Parmesan Herb Butter Focaccia
Prep: 30 minutesCook: 25 minutesServings:8🟢 Easy
Baking🌍 Italianeasysavorybreadside dishherbfocaccia
Ingredients
- Bread flour- 600g, 5 cups, 21.15 oz
- Garlic powder- 1 tsp, 5 g
- Salt flakes- 7g, 1.5 tsp
- Water- 540g, 19.05 oz, 2.3 cups
- Instant dry yeast- 1.5 tsp, 4.5 g
- EVO (olive oil)- 30 ml, 2 tbsp
- Unsalted butter- 100g, 3.5 oz
- Parmesan herb- 2 tbsp, 10 g
Instructions
- 1Mix all dry ingredients. Add liquids and mix until a loose, sticky dough forms.
- 2Cover and rest until fully hydrated and relaxed.
- 3Build structure with three gentle stretch and fold rounds, resting between each.
- 4Finish with one coil fold to trap air and strengthen the dough.
- 5Let the dough proof until light, bubbly, and jiggly.
- 6Transfer to a buttered tray. Add butter and parmesan herb mix, then fold the dough over itself.
- 7Let it rise again until airy and almost doubled.
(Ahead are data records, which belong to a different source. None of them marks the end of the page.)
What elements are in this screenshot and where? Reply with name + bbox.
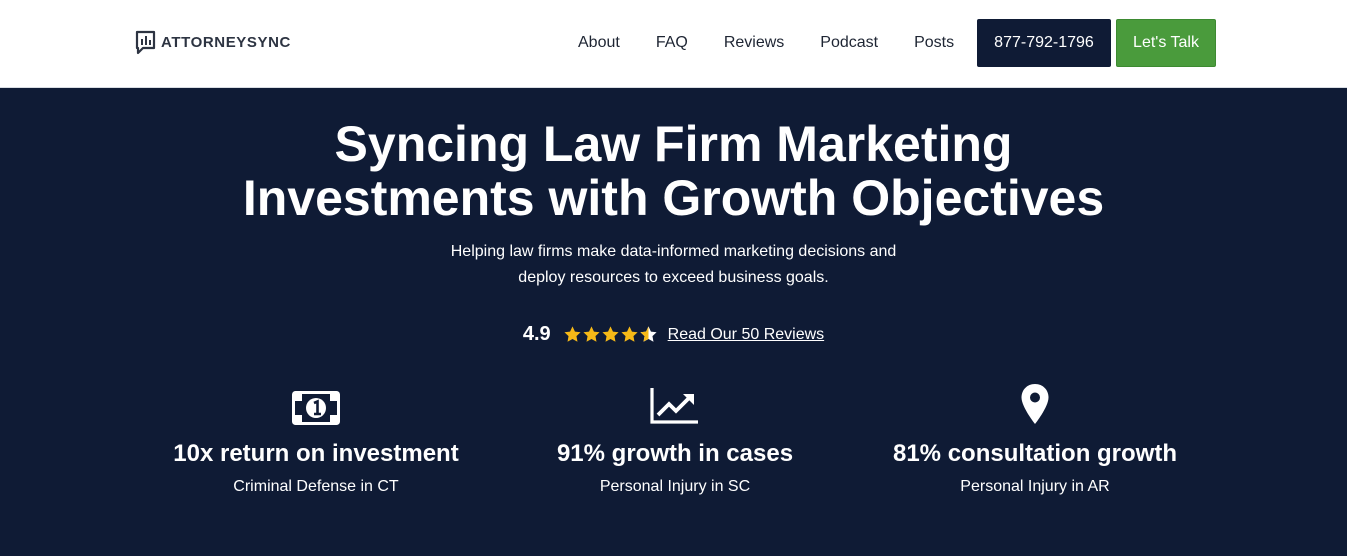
star-icon (602, 326, 619, 342)
star-icon (621, 326, 638, 342)
nav-about[interactable]: About (578, 34, 620, 52)
rating-value: 4.9 (522, 323, 551, 345)
hero-title-line1: Syncing Law Firm Marketing (334, 116, 1013, 172)
stat-subtitle: Personal Injury in SC (599, 478, 751, 495)
stat-subtitle: Personal Injury in AR (960, 478, 1110, 495)
nav-reviews[interactable]: Reviews (724, 34, 784, 52)
stat-cases: 91% growth in cases Personal Injury in S… (485, 385, 865, 497)
logo-text: ATTORNEYSYNC (161, 33, 291, 51)
nav-podcast[interactable]: Podcast (820, 34, 878, 52)
stat-subtitle: Criminal Defense in CT (233, 478, 399, 495)
hero-subtitle-line2: deploy resources to exceed business goal… (518, 269, 829, 286)
rating-row: 4.9 Read Our 50 Reviews (0, 323, 1347, 346)
site-header: ATTORNEYSYNC About FAQ Reviews Podcast P… (0, 0, 1347, 88)
hero-section: Syncing Law Firm Marketing Investments w… (0, 89, 1347, 556)
nav-faq[interactable]: FAQ (656, 34, 688, 52)
stat-roi: 10x return on investment Criminal Defens… (126, 385, 506, 497)
read-reviews-link[interactable]: Read Our 50 Reviews (668, 326, 825, 344)
site-logo[interactable]: ATTORNEYSYNC (135, 28, 291, 56)
main-nav: About FAQ Reviews Podcast Posts (560, 0, 990, 86)
nav-posts[interactable]: Posts (914, 34, 954, 52)
map-pin-icon (1021, 384, 1049, 424)
hero-subtitle: Helping law firms make data-informed mar… (0, 239, 1347, 291)
rating-stars (563, 325, 658, 344)
chart-line-icon (650, 388, 698, 424)
star-icon (564, 326, 581, 342)
stat-title: 81% consultation growth (892, 440, 1177, 467)
stat-consultations: 81% consultation growth Personal Injury … (845, 384, 1225, 497)
logo-icon (135, 30, 156, 55)
stat-title: 91% growth in cases (556, 440, 794, 467)
hero-subtitle-line1: Helping law firms make data-informed mar… (450, 243, 897, 260)
lets-talk-button[interactable]: Let's Talk (1116, 19, 1216, 67)
phone-button[interactable]: 877-792-1796 (977, 19, 1111, 67)
star-icon (583, 326, 600, 342)
money-bill-icon (292, 391, 340, 425)
stat-title: 10x return on investment (173, 440, 459, 467)
half-star-icon (640, 326, 657, 342)
hero-title: Syncing Law Firm Marketing Investments w… (0, 117, 1347, 225)
hero-title-line2: Investments with Growth Objectives (242, 170, 1105, 226)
- 8Dimple gently, add steam to the oven, and bake 230 C / 450F for 22-25 min or until deeply golden.
- 9Brush with butter while hot. Cool slightly, and then slice.
Tips
- *Flour matters: Use bread flour if you have. Higher protein holds gas better, giving you a lighter crumb and bigger bubbles.
- *Hydration creates openness: A wetter dough leads to an airy texture. Don’t add extra flour too quickly. Let the dough hydrate and relax first.
- *Proof gently, not too long: Well proofed dough feels light and jiggly, with small surface bubbles. Over proofing weakens structure and flattens the bread.
- *Steam helps oven spring: creating steam at the start of baking keeps the surface flexible, allowing the dough to expand before the crust sets.
- *Bake hot and long enough: A hot oven ensures a crisp crust and fully baked crumb. Don’t rush it.